Remember Ever Vail, billed back in 2006 or so as the first ever LEED-certified ski area base village, with a new gondola, new DEVO parking drop-off, a hotel, workforce housing and tons more parking, both for a new hotel and shops, but also an additional 400 public parking spaces?
Don’t take my word for it: the website is still live. Of course, then came the 2008 housing collapse, brought to you by greedy bankers playing fast and loose with mortgage-back securities (see, the Big Short), and Vail Resorts wisely got out of the development game altogether.
Approval for Ever Vail has since expired and the Vail Daily recently corrected the false assertion that at least part of the land that was supposed to become Ever Vail was under contract and set to be sold.
But imagine where we’d be if at least the parking and workforce housing aspects of Ever Vail had been built (but of course the condos and hotel were meant to pay for those), and if the ski company’s other approved workforce housing project, Booth Heights, had ever turned dirt. Certainly in a better place than we are now, staffing-wise and therefore guest-service-wise.
Good to see a whole host of local entities coming together to try to form a regional transit authority that will hopefully vastly increase and improve countywide local bus service and perhaps more importantly upgrade the woeful safety situation in and around bus stops. That step is long overdue.
But the idea shouldn’t be to push all the worker housing down-valley and put in more buses. Walkable workforce housing needs to be heavily in the mix. And maybe even commuter and tourist trains in addition to buses to get people up and down valley and to and from the airport.
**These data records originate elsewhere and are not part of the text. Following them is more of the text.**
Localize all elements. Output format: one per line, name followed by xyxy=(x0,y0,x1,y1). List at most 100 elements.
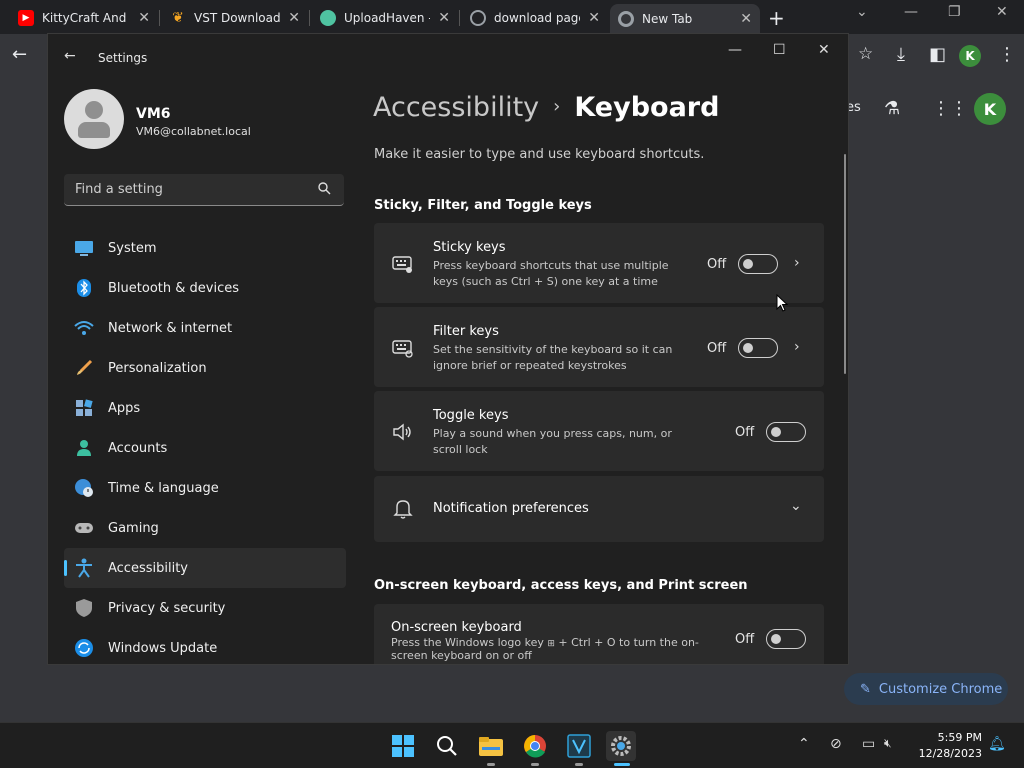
back-arrow-icon[interactable]: ← xyxy=(12,44,27,65)
sticky-keys-toggle[interactable] xyxy=(738,254,778,274)
gamepad-icon xyxy=(74,518,94,538)
maximize-icon[interactable]: ☐ xyxy=(773,42,786,58)
search-icon[interactable] xyxy=(432,731,462,761)
breadcrumb-parent[interactable]: Accessibility xyxy=(373,92,539,123)
chevron-down-icon[interactable]: ⌄ xyxy=(790,498,802,514)
chevron-right-icon[interactable]: › xyxy=(794,339,800,355)
nav-item-gaming[interactable]: Gaming xyxy=(64,508,346,548)
accessibility-icon xyxy=(74,558,94,578)
windows-taskbar: ⌃ ⊘ ▭ 🔇︎ 5:59 PM 12/28/2023 🔔︎ xyxy=(0,722,1024,768)
sticky-keys-card[interactable]: Sticky keys Press keyboard shortcuts tha… xyxy=(374,223,824,303)
brush-icon xyxy=(74,358,94,378)
notification-bell-icon[interactable]: 🔔︎ xyxy=(988,736,1006,752)
browser-tab-5-active[interactable]: New Tab ✕ xyxy=(610,4,760,34)
page-title: Keyboard xyxy=(574,92,720,123)
restore-icon[interactable]: ❐ xyxy=(948,4,961,20)
new-tab-button[interactable]: + xyxy=(768,6,785,30)
nav-item-accounts[interactable]: Accounts xyxy=(64,428,346,468)
windows-start-icon[interactable] xyxy=(388,731,418,761)
tab-search-icon[interactable]: ⌄ xyxy=(856,4,868,20)
network-off-icon[interactable]: ⊘ xyxy=(830,736,842,752)
minimize-icon[interactable]: — xyxy=(728,42,742,58)
section-title-osk: On-screen keyboard, access keys, and Pri… xyxy=(374,578,748,593)
back-arrow-icon[interactable]: ← xyxy=(64,48,76,64)
close-tab-icon[interactable]: ✕ xyxy=(588,10,600,26)
cloud-icon xyxy=(320,10,336,26)
close-icon[interactable]: ✕ xyxy=(818,42,830,58)
shield-icon xyxy=(74,598,94,618)
customize-chrome-button[interactable]: ✎ Customize Chrome xyxy=(844,673,1008,705)
system-clock[interactable]: 5:59 PM 12/28/2023 xyxy=(918,730,982,762)
file-explorer-icon[interactable] xyxy=(476,731,506,761)
toggle-keys-card: Toggle keys Play a sound when you press … xyxy=(374,391,824,471)
toggle-keys-state: Off xyxy=(735,425,755,440)
fl-studio-icon: ❦ xyxy=(172,10,184,26)
avatar-body xyxy=(78,122,110,138)
toggle-keys-title: Toggle keys xyxy=(433,408,509,423)
settings-gear-icon[interactable] xyxy=(606,731,636,761)
nav-item-time-language[interactable]: Time & language xyxy=(64,468,346,508)
profile-avatar[interactable]: K xyxy=(959,45,981,67)
chrome-icon xyxy=(618,11,634,27)
user-name: VM6 xyxy=(136,106,171,122)
settings-nav: System Bluetooth & devices Network & int… xyxy=(64,228,346,664)
nav-item-privacy-security[interactable]: Privacy & security xyxy=(64,588,346,628)
running-indicator xyxy=(531,763,539,766)
content-scrollbar[interactable] xyxy=(844,154,846,374)
close-tab-icon[interactable]: ✕ xyxy=(740,11,752,27)
chevron-right-icon[interactable]: › xyxy=(794,255,800,271)
vs-code-icon[interactable] xyxy=(564,731,594,761)
close-tab-icon[interactable]: ✕ xyxy=(138,10,150,26)
more-menu-icon[interactable]: ⋮ xyxy=(998,44,1016,65)
volume-mute-icon[interactable]: 🔇︎ xyxy=(884,736,892,751)
bookmark-star-icon[interactable]: ☆ xyxy=(858,44,873,64)
breadcrumb: Accessibility › Keyboard xyxy=(373,92,719,123)
section-title-keys: Sticky, Filter, and Toggle keys xyxy=(374,198,592,213)
nav-item-accessibility[interactable]: Accessibility xyxy=(64,548,346,588)
speaker-icon xyxy=(392,421,414,443)
side-panel-icon[interactable]: ◧ xyxy=(929,44,946,65)
browser-tab-4[interactable]: download page ✕ xyxy=(462,4,608,32)
osk-state: Off xyxy=(735,632,755,647)
display-icon[interactable]: ▭ xyxy=(862,736,875,752)
close-tab-icon[interactable]: ✕ xyxy=(288,10,300,26)
chrome-icon[interactable] xyxy=(520,731,550,761)
settings-window: ← Settings — ☐ ✕ VM6 VM6@collabnet.local… xyxy=(47,33,849,665)
nav-item-apps[interactable]: Apps xyxy=(64,388,346,428)
user-avatar[interactable] xyxy=(64,89,124,149)
nav-item-network[interactable]: Network & internet xyxy=(64,308,346,348)
nav-item-bluetooth[interactable]: Bluetooth & devices xyxy=(64,268,346,308)
running-indicator xyxy=(575,763,583,766)
minimize-icon[interactable]: — xyxy=(904,4,918,20)
clock-time: 5:59 PM xyxy=(937,731,982,744)
google-account-avatar[interactable]: K xyxy=(974,93,1006,125)
find-setting-input[interactable] xyxy=(64,174,344,206)
bell-icon xyxy=(392,498,414,520)
close-tab-icon[interactable]: ✕ xyxy=(438,10,450,26)
person-icon xyxy=(74,438,94,458)
browser-tab-strip: ▶ KittyCraft And B ✕ ❦ VST Downloads ✕ U… xyxy=(0,0,1024,34)
youtube-icon: ▶ xyxy=(18,10,34,26)
filter-keys-card[interactable]: Filter keys Set the sensitivity of the k… xyxy=(374,307,824,387)
browser-tab-2[interactable]: ❦ VST Downloads ✕ xyxy=(162,4,308,32)
close-window-icon[interactable]: ✕ xyxy=(996,4,1008,20)
osk-toggle[interactable] xyxy=(766,629,806,649)
filter-keys-toggle[interactable] xyxy=(738,338,778,358)
filter-keys-title: Filter keys xyxy=(433,324,499,339)
nav-item-system[interactable]: System xyxy=(64,228,346,268)
browser-tab-1[interactable]: ▶ KittyCraft And B ✕ xyxy=(10,4,158,32)
osk-title: On-screen keyboard xyxy=(391,620,522,635)
sticky-keys-icon xyxy=(392,253,414,275)
chevron-right-icon: › xyxy=(553,96,561,117)
osk-desc: Press the Windows logo key ⊞ + Ctrl + O … xyxy=(391,636,699,662)
labs-flask-icon[interactable]: ⚗ xyxy=(884,98,900,119)
download-icon[interactable]: ⤓ xyxy=(897,44,905,65)
user-email: VM6@collabnet.local xyxy=(136,125,251,138)
nav-item-windows-update[interactable]: Windows Update xyxy=(64,628,346,664)
browser-tab-3[interactable]: UploadHaven - ✕ xyxy=(312,4,458,32)
toggle-keys-toggle[interactable] xyxy=(766,422,806,442)
notification-preferences-card[interactable]: Notification preferences ⌄ xyxy=(374,476,824,542)
chevron-up-icon[interactable]: ⌃ xyxy=(798,736,810,752)
sticky-keys-desc: Press keyboard shortcuts that use multip… xyxy=(433,259,669,288)
nav-item-personalization[interactable]: Personalization xyxy=(64,348,346,388)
Because, as I’ve always said, Vail doesn’t have a parking problem, it has a car problem. And, increasing, with vehicle traffic accounting for the majority of planet-warming, ski-season-killing greenhouse gases and I-70 a godawful cluster every weekend and sometimes now on weekdays, the same can be said of Colorado and the nation as a whole. It will take vision to fix the future.
Marv Toolain
March 3, 2022 at 8:39 am
Ever Vail was a horrible idea. It was already too crowded here in 2008. It’s going to be a madhouse around here this month. It’s a good time to get out of here and go somewhere nice like St. Moritz or Zermatt.